Rick Mills: I believe we're going to see higher levels of inflation. We're going through a deflationary bout now because most of the money issued by the Federal Reserve is actually parked at the Fed. It isn't out there being spent, so it's not causing inflation. It's basically just propping up the banks. When the banks start lending and when the money gets into circulation, we'll see increased levels of inflation and, of course, that will be good for gold.

TGR: Lack of access to capital for small business due to stringent credit requirements is one factor that has put a damper on the economy. What will prompt banks to ease up on credit standards?

RM: I'm probably going to stir up a little bit of controversy by saying so, but I firmly believe that the way out of the dilemma we're in is to spend more money. A lot of people don't agree. They think we should cut back on spending, raise taxes and go onto an austerity program. That is absolutely the wrong thing to do. Taxes should be reduced. I believe they should be spending a lot more money.

TGR: Who should be spending more money?

RM: World governments should implement massive global infrastructure maintenance and build-out programs, and put the money not into the banks but into the small businesses that will build the infrastructure. These small businesses are the ones responsible for most of the job creation. So, give the money directly to the small businesses. Hire them to do this infrastructure build.

Take a look at our global water supply problems, our highways, our bridges, the brownouts because our hydroelectric power corridors are so outdated, the switching stations literally melt when they overload. We can actually spend our way out of this. In a fiat currency regime, because nothing is anchored to gold, the only way to move forward is to keep spending money. We saw this when the U.S. Quantitative Easing Two stopped and the lack of liquidity immediately upset the markets. If we undertake the infrastructure build-out program and give the money to the small businesses that create jobs, as people get back to work, they'll have money, spend it and revive the economy. And it's not only the U.S.—every country in the world has an infrastructure deficit.

TGR: What would more capital distribution among small business mean for the price of precious metals?

RM: The moderate to high levels of inflation I anticipate will make gold a much more attractive asset. The banks will keep interest rates low to help stimulate business borrowing, and with low rates, typically below 2%, you've got higher rates of inflation than you are getting for interest.

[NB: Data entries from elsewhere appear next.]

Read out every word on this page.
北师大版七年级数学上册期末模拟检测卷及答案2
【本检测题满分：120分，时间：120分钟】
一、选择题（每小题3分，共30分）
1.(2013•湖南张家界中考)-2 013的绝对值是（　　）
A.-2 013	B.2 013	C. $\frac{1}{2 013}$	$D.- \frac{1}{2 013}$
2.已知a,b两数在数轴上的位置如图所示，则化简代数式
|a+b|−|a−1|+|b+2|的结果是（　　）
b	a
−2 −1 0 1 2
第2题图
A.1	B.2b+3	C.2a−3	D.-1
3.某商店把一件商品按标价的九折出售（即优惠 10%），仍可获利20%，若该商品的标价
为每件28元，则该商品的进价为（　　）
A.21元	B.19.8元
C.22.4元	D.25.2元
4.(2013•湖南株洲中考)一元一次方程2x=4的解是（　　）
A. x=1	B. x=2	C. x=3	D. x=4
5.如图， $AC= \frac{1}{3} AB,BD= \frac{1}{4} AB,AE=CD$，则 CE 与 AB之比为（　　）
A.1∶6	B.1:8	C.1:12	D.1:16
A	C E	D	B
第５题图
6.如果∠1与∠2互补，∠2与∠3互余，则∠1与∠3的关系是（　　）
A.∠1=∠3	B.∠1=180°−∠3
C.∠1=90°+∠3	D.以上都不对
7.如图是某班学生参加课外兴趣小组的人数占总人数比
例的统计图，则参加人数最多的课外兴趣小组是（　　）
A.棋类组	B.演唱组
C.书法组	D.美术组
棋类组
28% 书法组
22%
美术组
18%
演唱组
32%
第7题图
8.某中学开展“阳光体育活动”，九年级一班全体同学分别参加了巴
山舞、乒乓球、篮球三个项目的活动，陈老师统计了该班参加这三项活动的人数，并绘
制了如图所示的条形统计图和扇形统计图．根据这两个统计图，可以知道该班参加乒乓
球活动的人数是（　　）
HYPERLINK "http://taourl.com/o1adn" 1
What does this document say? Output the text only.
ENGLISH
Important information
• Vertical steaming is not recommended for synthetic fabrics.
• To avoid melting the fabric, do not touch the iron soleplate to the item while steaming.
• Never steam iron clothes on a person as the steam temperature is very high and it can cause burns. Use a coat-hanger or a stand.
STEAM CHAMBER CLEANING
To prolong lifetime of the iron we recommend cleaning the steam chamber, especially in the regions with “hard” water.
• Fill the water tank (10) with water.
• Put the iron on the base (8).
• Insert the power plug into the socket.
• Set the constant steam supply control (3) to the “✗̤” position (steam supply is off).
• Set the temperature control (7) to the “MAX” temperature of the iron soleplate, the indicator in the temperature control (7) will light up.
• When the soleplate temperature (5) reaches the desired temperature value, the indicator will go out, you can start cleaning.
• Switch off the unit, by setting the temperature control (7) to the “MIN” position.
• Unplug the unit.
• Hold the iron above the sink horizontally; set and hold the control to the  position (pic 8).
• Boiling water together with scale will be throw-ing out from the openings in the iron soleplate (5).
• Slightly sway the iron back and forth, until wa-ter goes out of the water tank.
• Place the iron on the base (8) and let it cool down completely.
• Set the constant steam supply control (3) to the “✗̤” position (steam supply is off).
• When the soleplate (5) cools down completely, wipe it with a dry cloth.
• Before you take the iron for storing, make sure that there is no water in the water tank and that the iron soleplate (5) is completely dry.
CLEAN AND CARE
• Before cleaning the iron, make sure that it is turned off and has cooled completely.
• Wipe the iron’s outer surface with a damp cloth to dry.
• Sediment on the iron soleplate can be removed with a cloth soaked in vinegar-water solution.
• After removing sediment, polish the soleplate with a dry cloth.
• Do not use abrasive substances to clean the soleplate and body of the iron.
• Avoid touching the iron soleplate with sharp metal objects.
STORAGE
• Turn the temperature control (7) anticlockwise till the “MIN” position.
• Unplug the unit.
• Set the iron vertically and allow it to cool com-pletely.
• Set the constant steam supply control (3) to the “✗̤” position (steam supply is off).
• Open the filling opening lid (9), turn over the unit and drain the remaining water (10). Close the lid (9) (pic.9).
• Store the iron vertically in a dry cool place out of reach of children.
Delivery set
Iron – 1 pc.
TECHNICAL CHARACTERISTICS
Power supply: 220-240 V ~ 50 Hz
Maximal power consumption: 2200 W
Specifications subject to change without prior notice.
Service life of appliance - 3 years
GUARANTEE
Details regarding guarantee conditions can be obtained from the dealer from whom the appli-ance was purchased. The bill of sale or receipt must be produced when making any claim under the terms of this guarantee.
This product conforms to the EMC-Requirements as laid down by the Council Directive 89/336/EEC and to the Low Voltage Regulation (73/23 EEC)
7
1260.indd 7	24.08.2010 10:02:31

I wrote an article called "Six Percent Can Draw Gold from the Moon." With high levels of real returns people don't favor gold as an investment. But when rates are below 2%, the exact opposite happens, because the real rate of return is negative. For instance, if investors are getting 2% on bonds but the real rate of inflation is running at 3–3.5%, they actually lose purchase power because the real rate of return is negative 1–1.5%. So higher inflation just makes gold all that more attractive. It preserves purchasing power and, of course, the gold price is going up at the same time.

TGR: As we speak today, gold is up $25/ounce (oz), flirting with $1,600/oz. Given that—and the fact that gold is not only a store of value but also a hedge against inflation—where do you predict the gold price will go during the rest of the summer and into the fall?

RM: I honestly don't have a price prediction except that gold will go higher. When we talked last year, I was perfectly comfortable with $1,500/oz gold and thought that was a good price for it. Of course, it immediately spiked up to $1,900/oz but has come back to my range. I'm still perfectly happy with $1,500/oz gold. As more people catch on to the fact that they need to own some gold, the price will slowly rise.